In 2021, RDR began partnering directly with organizations worldwide to produce essential research on ICT company policies, including many subsidiaries of companies ranked in the RDR Corporate Accountability Index. Our standards have been adapted and used to evaluate companies across Central and Southern Africa, as well as South and Southeast Asia. In the U.S., RDR partnered with GLAAD to create a platform scorecard to measure how well top social media companies addressed issues facing LGBTQ users. And this year, twelve new adaptations will be published covering companies from Southeastern Africa to Central Asia.
RDR is doubling down on our commitment to ensure the accessibility of our standards, methods, and data to all those looking to join the tech accountability movement. Just last fall, RDR launched its Research Lab, a hub for digital rights researchers and experts, recently expanded the lab with the Scorecard Toolkit, a simple application that helps researchers easily configure complex data management infrastructure, as well as the Knowledge Center, a place where users can access in-depth guidance and interact with RDR and other researchers.
With the recent explosion of ESG investing, RDR is playing an essential role in defining both the “social” and “governance” aspects of this term, as encapsulated more specifically in the digital rights risks companies pose for investors.
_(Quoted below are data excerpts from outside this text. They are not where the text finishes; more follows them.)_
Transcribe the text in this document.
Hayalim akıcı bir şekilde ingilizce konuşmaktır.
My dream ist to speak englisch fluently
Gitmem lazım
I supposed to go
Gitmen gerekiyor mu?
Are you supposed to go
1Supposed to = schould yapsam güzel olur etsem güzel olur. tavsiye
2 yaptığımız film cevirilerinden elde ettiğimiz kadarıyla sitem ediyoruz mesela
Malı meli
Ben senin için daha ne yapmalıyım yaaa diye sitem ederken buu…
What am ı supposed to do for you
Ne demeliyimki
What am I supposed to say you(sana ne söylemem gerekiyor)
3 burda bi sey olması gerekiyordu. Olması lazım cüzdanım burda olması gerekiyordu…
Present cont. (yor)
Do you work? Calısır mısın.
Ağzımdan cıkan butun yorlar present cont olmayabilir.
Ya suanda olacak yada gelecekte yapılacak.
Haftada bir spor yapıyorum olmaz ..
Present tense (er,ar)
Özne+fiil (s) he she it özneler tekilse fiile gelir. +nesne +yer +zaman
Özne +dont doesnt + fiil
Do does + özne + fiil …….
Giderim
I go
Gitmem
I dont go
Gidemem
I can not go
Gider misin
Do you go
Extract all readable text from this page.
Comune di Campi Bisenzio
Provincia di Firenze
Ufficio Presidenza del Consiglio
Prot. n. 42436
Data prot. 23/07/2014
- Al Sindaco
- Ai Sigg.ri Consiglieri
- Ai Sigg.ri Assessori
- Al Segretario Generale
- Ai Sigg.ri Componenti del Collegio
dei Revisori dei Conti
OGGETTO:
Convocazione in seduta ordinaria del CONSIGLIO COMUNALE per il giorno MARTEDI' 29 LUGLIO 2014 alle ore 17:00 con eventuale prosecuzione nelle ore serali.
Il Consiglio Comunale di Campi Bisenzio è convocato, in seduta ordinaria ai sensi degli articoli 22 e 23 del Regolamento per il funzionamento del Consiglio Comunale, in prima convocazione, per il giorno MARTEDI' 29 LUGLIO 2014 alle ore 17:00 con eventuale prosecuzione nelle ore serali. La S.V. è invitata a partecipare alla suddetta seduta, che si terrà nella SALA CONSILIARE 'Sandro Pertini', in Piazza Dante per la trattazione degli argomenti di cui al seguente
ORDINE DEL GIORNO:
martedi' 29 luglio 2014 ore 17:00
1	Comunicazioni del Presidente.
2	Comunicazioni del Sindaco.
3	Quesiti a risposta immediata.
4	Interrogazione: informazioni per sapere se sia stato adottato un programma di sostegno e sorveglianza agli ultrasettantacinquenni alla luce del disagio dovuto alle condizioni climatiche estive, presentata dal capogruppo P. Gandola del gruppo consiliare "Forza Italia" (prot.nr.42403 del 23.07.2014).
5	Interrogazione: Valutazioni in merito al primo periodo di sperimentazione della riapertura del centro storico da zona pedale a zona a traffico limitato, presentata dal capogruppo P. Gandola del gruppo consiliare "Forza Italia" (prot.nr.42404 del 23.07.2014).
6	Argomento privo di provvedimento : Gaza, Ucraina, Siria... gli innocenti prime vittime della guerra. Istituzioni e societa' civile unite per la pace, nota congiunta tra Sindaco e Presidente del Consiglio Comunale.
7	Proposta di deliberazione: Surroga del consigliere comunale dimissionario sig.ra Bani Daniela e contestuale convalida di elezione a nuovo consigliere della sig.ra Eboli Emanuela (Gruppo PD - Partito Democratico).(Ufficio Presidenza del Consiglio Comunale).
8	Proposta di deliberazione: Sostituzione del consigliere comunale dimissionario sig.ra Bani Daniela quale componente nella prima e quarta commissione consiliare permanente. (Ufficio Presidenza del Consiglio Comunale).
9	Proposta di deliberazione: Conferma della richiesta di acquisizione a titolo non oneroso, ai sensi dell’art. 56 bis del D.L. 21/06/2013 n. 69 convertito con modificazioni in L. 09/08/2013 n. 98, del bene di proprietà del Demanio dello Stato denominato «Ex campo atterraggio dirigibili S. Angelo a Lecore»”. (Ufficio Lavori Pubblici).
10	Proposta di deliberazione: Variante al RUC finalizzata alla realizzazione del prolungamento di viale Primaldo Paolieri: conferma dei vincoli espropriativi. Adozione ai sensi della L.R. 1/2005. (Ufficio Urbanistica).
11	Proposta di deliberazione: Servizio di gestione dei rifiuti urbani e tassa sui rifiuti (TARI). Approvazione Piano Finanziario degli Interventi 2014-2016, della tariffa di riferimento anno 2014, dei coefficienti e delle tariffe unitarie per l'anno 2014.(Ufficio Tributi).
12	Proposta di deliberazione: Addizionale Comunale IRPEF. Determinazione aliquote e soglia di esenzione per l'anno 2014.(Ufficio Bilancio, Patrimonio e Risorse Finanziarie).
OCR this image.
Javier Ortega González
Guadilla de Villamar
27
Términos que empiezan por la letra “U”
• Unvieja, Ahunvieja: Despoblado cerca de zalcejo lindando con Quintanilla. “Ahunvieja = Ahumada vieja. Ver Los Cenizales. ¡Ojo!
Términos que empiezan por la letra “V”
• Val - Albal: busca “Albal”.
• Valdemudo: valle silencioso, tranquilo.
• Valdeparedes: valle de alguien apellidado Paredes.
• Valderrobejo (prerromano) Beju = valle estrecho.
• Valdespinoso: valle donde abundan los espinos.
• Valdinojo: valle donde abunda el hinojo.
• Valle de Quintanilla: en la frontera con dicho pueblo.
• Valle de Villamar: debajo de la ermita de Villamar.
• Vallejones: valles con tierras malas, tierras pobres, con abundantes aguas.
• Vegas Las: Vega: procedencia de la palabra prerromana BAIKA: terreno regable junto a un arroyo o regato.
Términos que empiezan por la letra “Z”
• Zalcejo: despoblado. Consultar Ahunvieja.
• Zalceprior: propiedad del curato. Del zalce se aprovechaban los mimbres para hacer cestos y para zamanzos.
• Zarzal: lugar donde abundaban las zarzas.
As members of the investor community have increasingly embraced both ESG and investor activism, many have recognized the utility of independent human rights benchmarks, as opposed to risk ratings, and have turned to RDR’s data and analysis to support their company engagement and shareholder advocacy. In doing so, they have successfully wielded our data to push companies to address human rights issues through influential shareholder resolutions.
Last year we helped craft a shareholder proposal at Meta calling for human rights impact assessments of its targeted-advertising business model, which became one of the most successful in Meta history; and another shareholder proposal at Alphabet (Google) helped inform the company’s decision to terminate its FLoC targeted-advertising project. And this year, we worked alongside our allies to develop the first-ever proposal on transparency reporting to be filed at Amazon — and likely at any e-commerce company.
Capitalizing on the success of our work with investors and their readiness to use our data for finance-focused advocacy strategies, in the coming years, RDR will also work hard to link impact investors to our global partners to ensure that digital rights expand in the majority world.
We’re proud of the strong influence Ranking Digital Rights has had over the past 10 years. Yet we believe in the necessity of further democratizing access to our standards and creating more entry points for people to use our data as we move forward. As we’ve matured as an organization, we’ve wrestled with what media studies professor Lauren Kogen has referred to as the “RDR Paradox”: Our thousands of data points can be used to tell endless stories on tech policy and its effects, but many in the field do not feel they have the tools to analyze such granular data. We’re fully committed to better understanding, and contributing to designing, the future of the tech accountability movement — our Research Lab is one of several ways we’re committed to doing that, along with growing our investor and civil society partnership work.
It’s now been a decade of RDR. For the next ten years and beyond, we will be working with an eye to the future of the entire field of corporate accountability, to which we at RDR have fully and wholeheartedly committed ourselves.